CCBB Contemporary Award

Rapunzel - Flávia Bertinato

The installation Rapunzel by Flávia Bertinato is presented at CCBB Rio de Janeiro and won the CCBB Contemporâneo Award.

 

Unlike the Grimm brothers' fairy tale, the character's braids do not lead her to live a romantic story. Bertinato's Rapunzel's extensive braids are doomed to containment.

 

The installation is made up of seven iron spools, covered in wooden sheets, of different dimensions, with pulleys and cranks, one attached to the wall and the others, distributed throughout the exhibition space.

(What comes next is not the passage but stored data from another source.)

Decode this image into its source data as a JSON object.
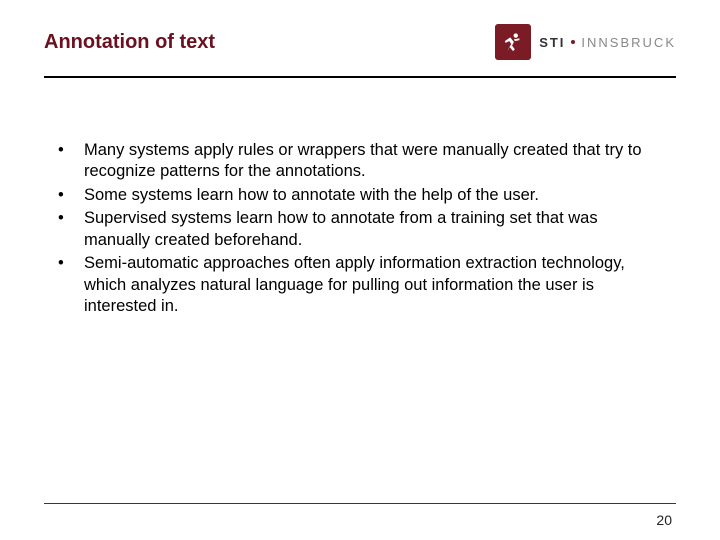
{
  "header": {
    "title": "Annotation of text",
    "logo": {
      "sti": "STI",
      "city": "INNSBRUCK"
    }
  },
  "bullets": [
    "Many systems apply rules or wrappers that were manually created that try to recognize patterns for the annotations.",
    "Some systems learn how to annotate with the help of the user.",
    "Supervised systems learn how to annotate from a training set that was manually created beforehand.",
    "Semi-automatic approaches often apply information extraction technology, which analyzes natural language for pulling out information the user is interested in."
  ],
  "page_number": "20"
}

The spools carry meters and meters of braids, made manually with 700 kilos of natural sisal fiber, with golden surgical scissors tangled in the weave.

 

The cranks and scissors within easy reach suggest the visitor manipulates these elements. But he won't be able to do it due to the weight of the material and the immobility of the scissors, attached to the braid. Some spools are connected to each other by braids, which also impedes circulation in one part of the room. Public participation does not occur through physical interactivity, but through imaginative interaction. The inaccessibility of subject-work contact is part of the artist's proposal.

 

Flávia Bertinato assesses that Rapunzel absorbs a seminal characteristic of the 1960s production, which is the ambivalence of opposing forces: containment x expansion, limitation x freedom, revelation x concealment and exposure x secret. This installation also deals, according to the artist, with the legacy of the avant-garde of the 1960s/70s, which is the participation of the spectator. In this case, it is not the physical action that needs to be sublimated, but the mental interaction, from which the visitor attributes symbolic and sociocultural meanings to the thematic load of the fairy tale brought into contemporary times.

 

Curator and art historian Taisa Palhares says in Rapunzel's presentation text: “Bertinato accesses the popular imagination to put us in front of common sense in relation to the ideas of love, seduction and femininity, naturally with irony and ambiguity.”